After an attack by the never subtle watchdog group Cornucopia Institute, it took less than eight hours for Sara Lee (SLE) to backtrack from green claims it made on its EarthGrains bread web site. On Monday, Cornucopia accused the bread maker of running a major greenwashing campaign ("Sara Lee Hijacks Organics"), prompting company staffers to spring into action and deep-six a bombastic claim that EarthGrains bread, which is not organic, is actually in some ways better than organic.

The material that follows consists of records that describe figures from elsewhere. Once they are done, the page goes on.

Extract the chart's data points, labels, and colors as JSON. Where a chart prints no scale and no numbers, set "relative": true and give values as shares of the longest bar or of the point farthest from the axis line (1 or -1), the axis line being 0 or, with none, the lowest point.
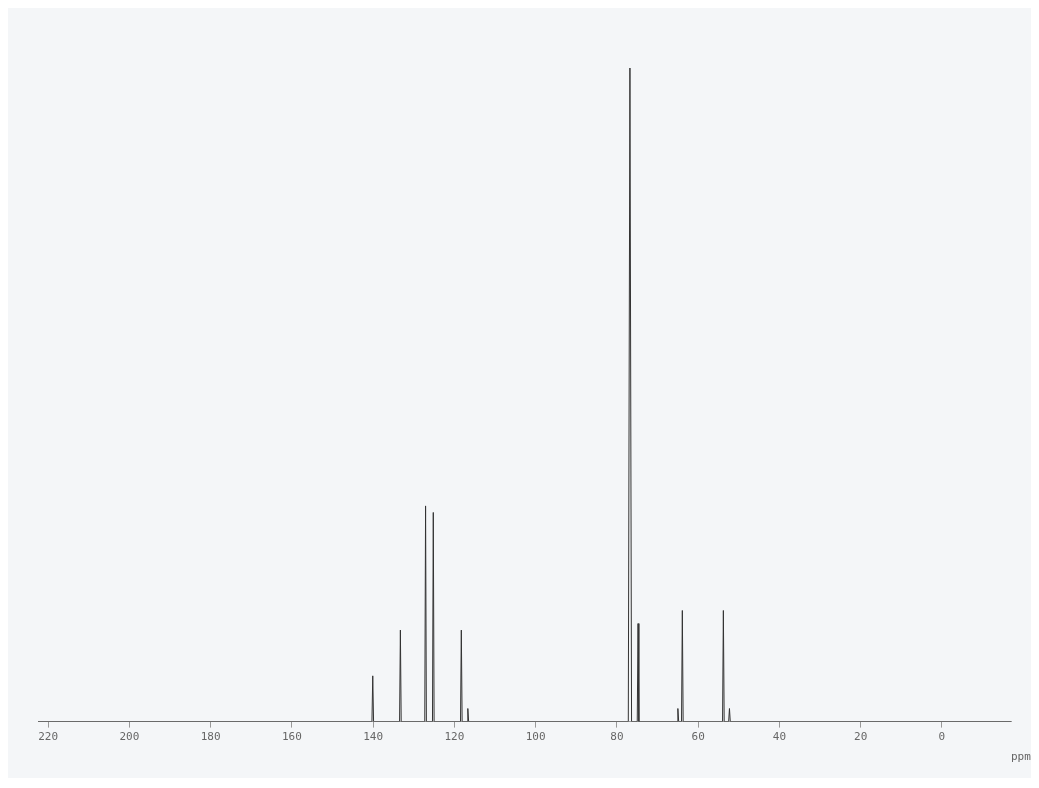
{
  "chart_data": {
    "type": "line",
    "relative": true,
    "xlabel": "ppm",
    "xlim": [
      222.5,
      -17
    ],
    "xticks": [
      220,
      200,
      180,
      160,
      140,
      120,
      100,
      80,
      60,
      40,
      20,
      0
    ],
    "marker": "none",
    "grid": false,
    "series": [
      {
        "color": "#333333",
        "x": [
          222.5,
          140.3,
          140.1,
          139.9,
          133.5,
          133.3,
          133.1,
          127.3,
          127.1,
          126.9,
          125.4,
          125.2,
          125.0,
          118.5,
          118.3,
          118.1,
          116.9,
          116.7,
          116.5,
          77.2,
          76.8,
          76.4,
          75.0,
          74.8,
          74.6,
          65.2,
          65.0,
          64.8,
          64.1,
          63.9,
          63.7,
          54.0,
          53.8,
          53.6,
          52.5,
          52.3,
          52.1,
          -17
        ],
        "values": [
          0,
          0,
          0.07,
          0,
          0,
          0.14,
          0,
          0,
          0.33,
          0,
          0,
          0.32,
          0,
          0,
          0.14,
          0,
          0,
          0.02,
          0,
          0,
          1,
          0,
          0,
          0.15,
          0,
          0,
          0.02,
          0,
          0,
          0.17,
          0,
          0,
          0.17,
          0,
          0,
          0.02,
          0,
          0
        ]
      }
    ]
  }
}
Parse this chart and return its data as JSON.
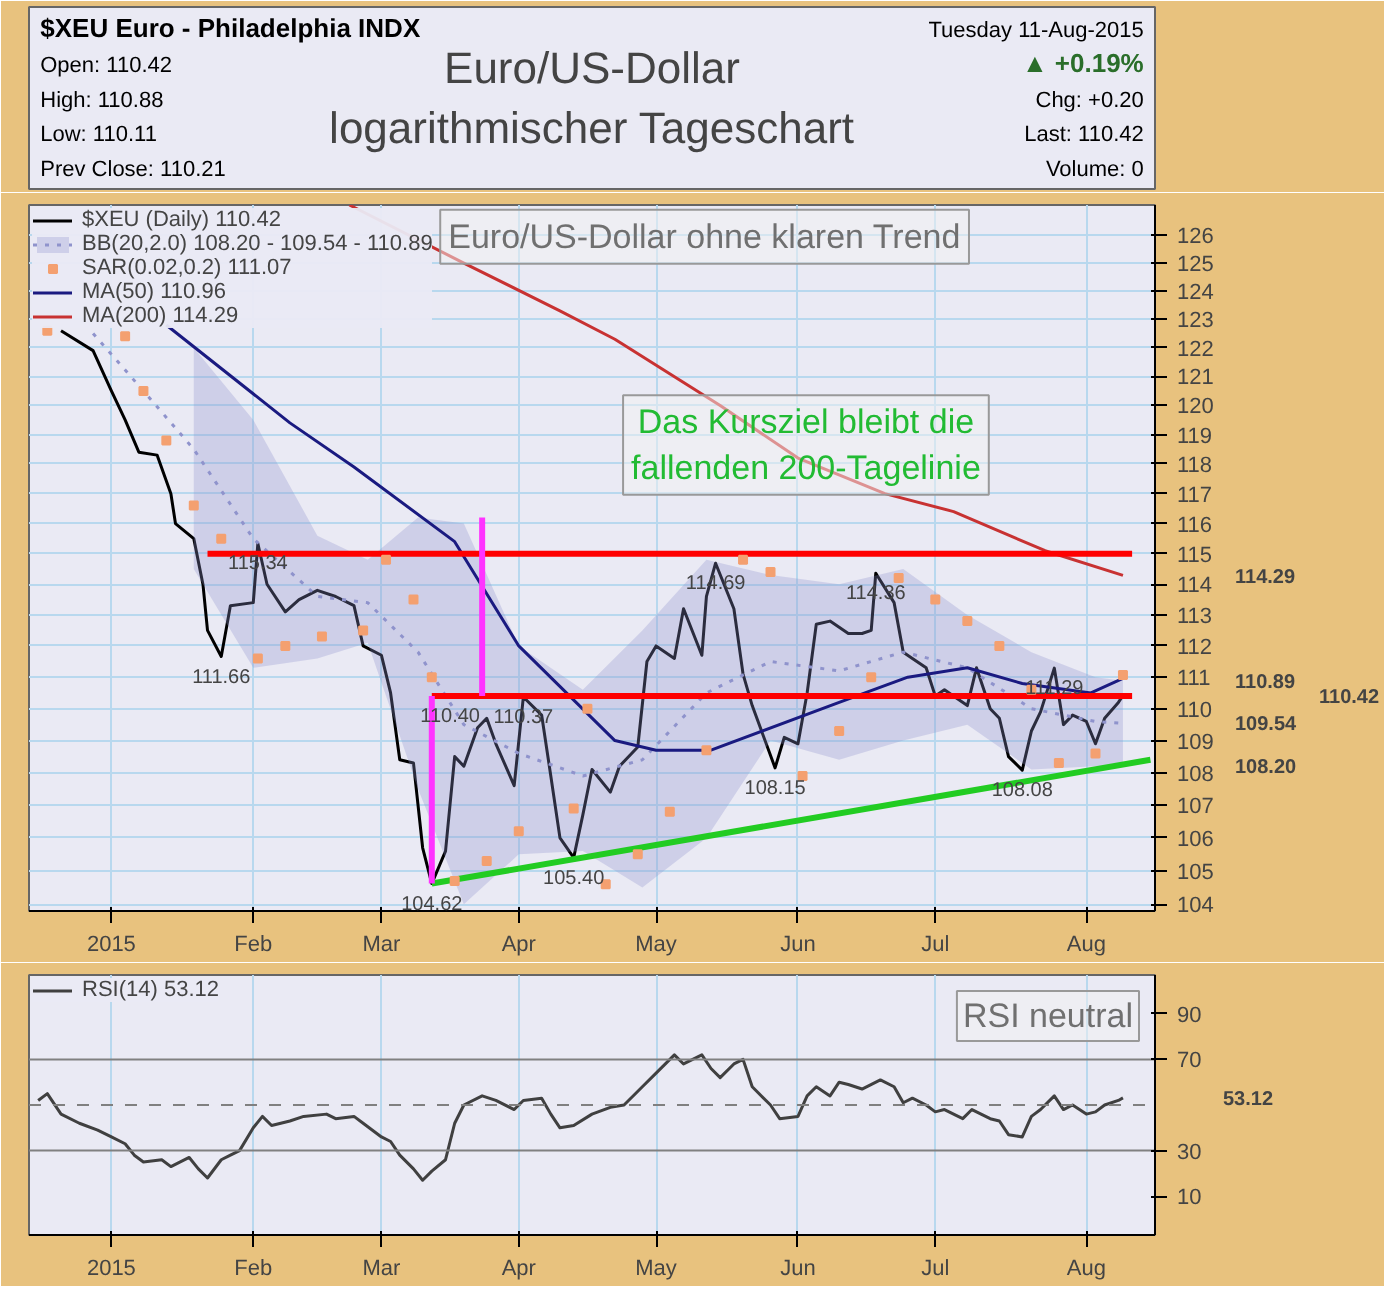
{
  "chart_data": [
    {
      "type": "line",
      "title": "Euro/US-Dollar\nlogarithmischer Tageschart",
      "log": true,
      "grid": true,
      "legend": "top left",
      "xlim": [
        "2014-12-15",
        "2015-08-18"
      ],
      "xticks": [
        {
          "value": "2015-01-02",
          "label": "2015"
        },
        {
          "value": "2015-02-02",
          "label": "Feb"
        },
        {
          "value": "2015-03-02",
          "label": "Mar"
        },
        {
          "value": "2015-04-01",
          "label": "Apr"
        },
        {
          "value": "2015-05-01",
          "label": "May"
        },
        {
          "value": "2015-06-01",
          "label": "Jun"
        },
        {
          "value": "2015-07-01",
          "label": "Jul"
        },
        {
          "value": "2015-08-03",
          "label": "Aug"
        }
      ],
      "ylim": [
        103.8,
        127.1
      ],
      "yticks": [
        104,
        105,
        106,
        107,
        108,
        109,
        110,
        111,
        112,
        113,
        114,
        115,
        116,
        117,
        118,
        119,
        120,
        121,
        122,
        123,
        124,
        125,
        126
      ],
      "series": [
        {
          "name": "$XEU (Daily) 110.42",
          "type": "line",
          "color": "#000000",
          "x": [
            "2014-12-22",
            "2014-12-29",
            "2015-01-02",
            "2015-01-05",
            "2015-01-08",
            "2015-01-12",
            "2015-01-15",
            "2015-01-16",
            "2015-01-20",
            "2015-01-22",
            "2015-01-23",
            "2015-01-26",
            "2015-01-28",
            "2015-02-02",
            "2015-02-03",
            "2015-02-05",
            "2015-02-09",
            "2015-02-12",
            "2015-02-16",
            "2015-02-20",
            "2015-02-24",
            "2015-02-26",
            "2015-03-02",
            "2015-03-04",
            "2015-03-06",
            "2015-03-09",
            "2015-03-11",
            "2015-03-13",
            "2015-03-16",
            "2015-03-18",
            "2015-03-20",
            "2015-03-23",
            "2015-03-25",
            "2015-03-27",
            "2015-03-31",
            "2015-04-02",
            "2015-04-06",
            "2015-04-08",
            "2015-04-10",
            "2015-04-13",
            "2015-04-15",
            "2015-04-17",
            "2015-04-21",
            "2015-04-23",
            "2015-04-27",
            "2015-04-29",
            "2015-05-01",
            "2015-05-05",
            "2015-05-07",
            "2015-05-11",
            "2015-05-12",
            "2015-05-14",
            "2015-05-18",
            "2015-05-20",
            "2015-05-22",
            "2015-05-27",
            "2015-05-29",
            "2015-06-01",
            "2015-06-03",
            "2015-06-05",
            "2015-06-08",
            "2015-06-10",
            "2015-06-12",
            "2015-06-15",
            "2015-06-17",
            "2015-06-18",
            "2015-06-22",
            "2015-06-24",
            "2015-06-26",
            "2015-06-29",
            "2015-07-01",
            "2015-07-03",
            "2015-07-06",
            "2015-07-08",
            "2015-07-10",
            "2015-07-13",
            "2015-07-15",
            "2015-07-17",
            "2015-07-20",
            "2015-07-22",
            "2015-07-24",
            "2015-07-27",
            "2015-07-29",
            "2015-07-31",
            "2015-08-03",
            "2015-08-05",
            "2015-08-07",
            "2015-08-10",
            "2015-08-11"
          ],
          "values": [
            122.6,
            121.9,
            120.5,
            119.5,
            118.4,
            118.3,
            117.0,
            116.0,
            115.5,
            114.0,
            112.5,
            111.66,
            113.3,
            113.4,
            115.34,
            114.0,
            113.1,
            113.5,
            113.8,
            113.6,
            113.3,
            112.0,
            111.7,
            110.5,
            108.4,
            108.3,
            105.7,
            104.62,
            105.6,
            108.5,
            108.2,
            109.4,
            109.7,
            108.9,
            107.6,
            110.37,
            109.8,
            107.9,
            106.0,
            105.4,
            106.7,
            108.1,
            107.4,
            108.2,
            108.8,
            111.5,
            112.0,
            111.6,
            113.2,
            111.7,
            113.6,
            114.69,
            113.2,
            111.1,
            110.1,
            108.15,
            109.1,
            108.9,
            110.5,
            112.7,
            112.8,
            112.6,
            112.4,
            112.4,
            112.5,
            114.36,
            113.4,
            111.8,
            111.6,
            111.3,
            110.4,
            110.6,
            110.3,
            110.1,
            111.3,
            110.0,
            109.7,
            108.5,
            108.08,
            109.3,
            109.9,
            111.29,
            109.5,
            109.8,
            109.6,
            108.9,
            109.7,
            110.2,
            110.42
          ]
        },
        {
          "name": "BB(20,2.0) 108.20 - 109.54 - 110.89",
          "type": "line",
          "color": "#8f93cc",
          "line_style": "dotted",
          "x": [
            "2014-12-29",
            "2015-01-09",
            "2015-01-20",
            "2015-02-02",
            "2015-02-16",
            "2015-02-27",
            "2015-03-10",
            "2015-03-20",
            "2015-04-01",
            "2015-04-15",
            "2015-04-28",
            "2015-05-12",
            "2015-05-26",
            "2015-06-10",
            "2015-06-24",
            "2015-07-08",
            "2015-07-22",
            "2015-08-05",
            "2015-08-11"
          ],
          "values": [
            122.5,
            120.5,
            118.5,
            115.5,
            113.6,
            113.4,
            111.8,
            109.5,
            108.6,
            107.9,
            108.4,
            110.5,
            111.5,
            111.2,
            111.8,
            111.3,
            110.0,
            109.6,
            109.54
          ],
          "lower": [
            null,
            null,
            114.5,
            111.3,
            111.6,
            112.1,
            107.5,
            104.0,
            105.5,
            105.6,
            104.5,
            106.0,
            109.0,
            108.4,
            109.0,
            109.5,
            108.1,
            108.2,
            108.2
          ],
          "upper": [
            null,
            null,
            122.0,
            119.5,
            115.6,
            114.8,
            116.2,
            116.0,
            112.0,
            110.6,
            112.5,
            114.8,
            114.3,
            114.0,
            114.5,
            113.0,
            111.8,
            111.0,
            110.89
          ]
        },
        {
          "name": "SAR(0.02,0.2) 111.07",
          "type": "scatter",
          "marker": "square",
          "color": "#f4a070",
          "x": [
            "2014-12-19",
            "2015-01-05",
            "2015-01-09",
            "2015-01-14",
            "2015-01-20",
            "2015-01-26",
            "2015-02-03",
            "2015-02-09",
            "2015-02-17",
            "2015-02-26",
            "2015-03-03",
            "2015-03-09",
            "2015-03-13",
            "2015-03-18",
            "2015-03-25",
            "2015-04-01",
            "2015-04-13",
            "2015-04-16",
            "2015-04-20",
            "2015-04-27",
            "2015-05-04",
            "2015-05-12",
            "2015-05-20",
            "2015-05-26",
            "2015-06-02",
            "2015-06-10",
            "2015-06-17",
            "2015-06-23",
            "2015-07-01",
            "2015-07-08",
            "2015-07-15",
            "2015-07-22",
            "2015-07-28",
            "2015-08-05",
            "2015-08-11"
          ],
          "values": [
            122.6,
            122.4,
            120.5,
            118.8,
            116.6,
            115.5,
            111.6,
            112.0,
            112.3,
            112.5,
            114.8,
            113.5,
            111.0,
            104.7,
            105.3,
            106.2,
            106.9,
            110.0,
            104.6,
            105.5,
            106.8,
            108.7,
            114.8,
            114.4,
            107.9,
            109.3,
            111.0,
            114.2,
            113.5,
            112.8,
            112.0,
            110.6,
            108.3,
            108.6,
            111.07
          ]
        },
        {
          "name": "MA(50) 110.96",
          "type": "line",
          "color": "#1a1a80",
          "x": [
            "2015-01-14",
            "2015-02-10",
            "2015-02-24",
            "2015-03-18",
            "2015-04-01",
            "2015-04-22",
            "2015-05-01",
            "2015-05-13",
            "2015-06-10",
            "2015-06-25",
            "2015-07-08",
            "2015-07-20",
            "2015-08-04",
            "2015-08-11"
          ],
          "values": [
            122.8,
            119.4,
            117.9,
            115.4,
            112.0,
            109.0,
            108.7,
            108.7,
            110.2,
            111.0,
            111.3,
            110.8,
            110.5,
            110.96
          ]
        },
        {
          "name": "MA(200) 114.29",
          "type": "line",
          "color": "#c83232",
          "x": [
            "2015-02-23",
            "2015-03-20",
            "2015-04-10",
            "2015-04-22",
            "2015-05-15",
            "2015-06-01",
            "2015-06-20",
            "2015-07-05",
            "2015-07-25",
            "2015-08-11"
          ],
          "values": [
            127.1,
            125.0,
            123.3,
            122.3,
            120.0,
            118.2,
            117.0,
            116.4,
            115.1,
            114.29
          ]
        },
        {
          "type": "line",
          "color": "#ff0000",
          "x": [
            "2015-01-23",
            "2015-08-13"
          ],
          "values": [
            115,
            115
          ]
        },
        {
          "type": "line",
          "color": "#ff0000",
          "x": [
            "2015-03-13",
            "2015-08-13"
          ],
          "values": [
            110.4,
            110.4
          ]
        },
        {
          "type": "line",
          "color": "#22cc22",
          "x": [
            "2015-03-13",
            "2015-08-17"
          ],
          "values": [
            104.62,
            108.4
          ]
        },
        {
          "type": "line",
          "color": "#ff33ff",
          "x": [
            "2015-03-13",
            "2015-03-13"
          ],
          "values": [
            104.62,
            110.4
          ]
        },
        {
          "type": "line",
          "color": "#ff33ff",
          "x": [
            "2015-03-24",
            "2015-03-24"
          ],
          "values": [
            110.4,
            116.2
          ]
        }
      ],
      "annotations": [
        "$XEU Euro - Philadelphia INDX",
        "Open: 110.42",
        "High: 110.88",
        "Low: 110.11",
        "Prev Close: 110.21",
        "Tuesday 11-Aug-2015",
        "▲ +0.19%",
        "Chg: +0.20",
        "Last: 110.42",
        "Volume: 0",
        "Euro/US-Dollar ohne klaren Trend",
        "Das Kursziel bleibt die\nfallenden 200-Tagelinie",
        {
          "text": "115.34",
          "x": "2015-02-03",
          "y": 115.34
        },
        {
          "text": "111.66",
          "x": "2015-01-26",
          "y": 111.66
        },
        {
          "text": "110.40",
          "x": "2015-03-17",
          "y": 110.4
        },
        {
          "text": "110.37",
          "x": "2015-04-02",
          "y": 110.37
        },
        {
          "text": "104.62",
          "x": "2015-03-13",
          "y": 104.62
        },
        {
          "text": "105.40",
          "x": "2015-04-13",
          "y": 105.4
        },
        {
          "text": "114.69",
          "x": "2015-05-14",
          "y": 114.69
        },
        {
          "text": "108.15",
          "x": "2015-05-27",
          "y": 108.15
        },
        {
          "text": "114.36",
          "x": "2015-06-18",
          "y": 114.36
        },
        {
          "text": "108.08",
          "x": "2015-07-20",
          "y": 108.08
        },
        {
          "text": "111.29",
          "x": "2015-07-27",
          "y": 111.29
        },
        "114.29",
        "110.89",
        "110.42",
        "109.54",
        "108.20"
      ]
    },
    {
      "type": "line",
      "grid": "x",
      "legend": "top left",
      "xlim": [
        "2014-12-15",
        "2015-08-18"
      ],
      "xticks": [
        {
          "value": "2015-01-02",
          "label": "2015"
        },
        {
          "value": "2015-02-02",
          "label": "Feb"
        },
        {
          "value": "2015-03-02",
          "label": "Mar"
        },
        {
          "value": "2015-04-01",
          "label": "Apr"
        },
        {
          "value": "2015-05-01",
          "label": "May"
        },
        {
          "value": "2015-06-01",
          "label": "Jun"
        },
        {
          "value": "2015-07-01",
          "label": "Jul"
        },
        {
          "value": "2015-08-03",
          "label": "Aug"
        }
      ],
      "ylim": [
        -7,
        107
      ],
      "yticks": [
        10,
        30,
        70,
        90
      ],
      "ref_lines": [
        {
          "axis": "y",
          "value": 70,
          "color": "#808080"
        },
        {
          "axis": "y",
          "value": 30,
          "color": "#808080"
        },
        {
          "axis": "y",
          "value": 50,
          "color": "#808080",
          "line_style": "dashed"
        }
      ],
      "series": [
        {
          "name": "RSI(14) 53.12",
          "color": "#404040",
          "x": [
            "2014-12-17",
            "2014-12-19",
            "2014-12-22",
            "2014-12-26",
            "2014-12-30",
            "2015-01-02",
            "2015-01-05",
            "2015-01-07",
            "2015-01-09",
            "2015-01-13",
            "2015-01-15",
            "2015-01-19",
            "2015-01-21",
            "2015-01-23",
            "2015-01-26",
            "2015-01-28",
            "2015-01-30",
            "2015-02-02",
            "2015-02-04",
            "2015-02-06",
            "2015-02-10",
            "2015-02-13",
            "2015-02-18",
            "2015-02-20",
            "2015-02-24",
            "2015-02-26",
            "2015-03-02",
            "2015-03-04",
            "2015-03-06",
            "2015-03-09",
            "2015-03-11",
            "2015-03-13",
            "2015-03-16",
            "2015-03-18",
            "2015-03-20",
            "2015-03-24",
            "2015-03-27",
            "2015-03-31",
            "2015-04-02",
            "2015-04-06",
            "2015-04-08",
            "2015-04-10",
            "2015-04-13",
            "2015-04-17",
            "2015-04-21",
            "2015-04-24",
            "2015-04-28",
            "2015-05-01",
            "2015-05-05",
            "2015-05-07",
            "2015-05-11",
            "2015-05-13",
            "2015-05-15",
            "2015-05-18",
            "2015-05-20",
            "2015-05-22",
            "2015-05-26",
            "2015-05-28",
            "2015-06-01",
            "2015-06-03",
            "2015-06-05",
            "2015-06-08",
            "2015-06-10",
            "2015-06-12",
            "2015-06-15",
            "2015-06-19",
            "2015-06-22",
            "2015-06-24",
            "2015-06-26",
            "2015-06-29",
            "2015-07-01",
            "2015-07-03",
            "2015-07-07",
            "2015-07-09",
            "2015-07-13",
            "2015-07-15",
            "2015-07-17",
            "2015-07-20",
            "2015-07-22",
            "2015-07-24",
            "2015-07-27",
            "2015-07-29",
            "2015-07-31",
            "2015-08-03",
            "2015-08-05",
            "2015-08-07",
            "2015-08-10",
            "2015-08-11"
          ],
          "values": [
            52,
            55,
            46,
            42,
            39,
            36,
            33,
            28,
            25,
            26,
            23,
            27,
            22,
            18,
            26,
            28,
            30,
            40,
            45,
            41,
            43,
            45,
            46,
            44,
            45,
            42,
            36,
            34,
            28,
            22,
            17,
            21,
            26,
            42,
            50,
            54,
            52,
            48,
            52,
            53,
            46,
            40,
            41,
            46,
            49,
            50,
            58,
            64,
            72,
            68,
            72,
            66,
            62,
            68,
            70,
            58,
            50,
            44,
            45,
            54,
            58,
            54,
            60,
            59,
            57,
            61,
            58,
            51,
            53,
            50,
            47,
            48,
            44,
            48,
            44,
            43,
            37,
            36,
            45,
            48,
            54,
            48,
            50,
            46,
            47,
            50,
            52,
            53.12
          ]
        }
      ],
      "annotations": [
        "RSI neutral",
        "53.12"
      ]
    }
  ]
}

It was a nice try, but in an age of instant blogging and Facebook boycotts (not to mention increased vigilance over what constitutes sustainable food), that kind of overreaching just isn't going to fly. As Cornucopia pointed out, Sara Lee's claim that the conventionally farmed Eco-Grain wheat in its EarthGrains bread requires less land than organic farming is not substantiated by scientific research. Sara Lee issued a statement saying the whole affair over its claims about being better than organic was a "misunderstanding" and that the company has been "completely transparent about the environmental benefits" of Eco-Grain's growing methods. From the beginning, Sara Lee's save-the-Earth marketing blitz for the new "super-hero" grain in its bread smelled fishy. I earlier wrote about how the quasi-organic bread seemed a desperate attempt to lure green shoppers.

A few of the problems:

  1. Unlike organic wheat, Eco-Grain isn't produced without chemical fertilizers, just 15 fewer of them.
  2. There's no reduction at all in the use of environmentally unfriendly pesticides like the delicious-sounding 2,4-dichlorophenoxyacetic acid.
  3. Sara Lee is only using 20 percent Eco-Grain flour in its bread.
In the annals of Big Food meets sustainable farming, Eco-Grain flour is a baby step. Sara Lee might have been better served waiting until they could make EarthGrains bread with 100% Eco-Grain and then toning down its whole save-the-Earth spiel.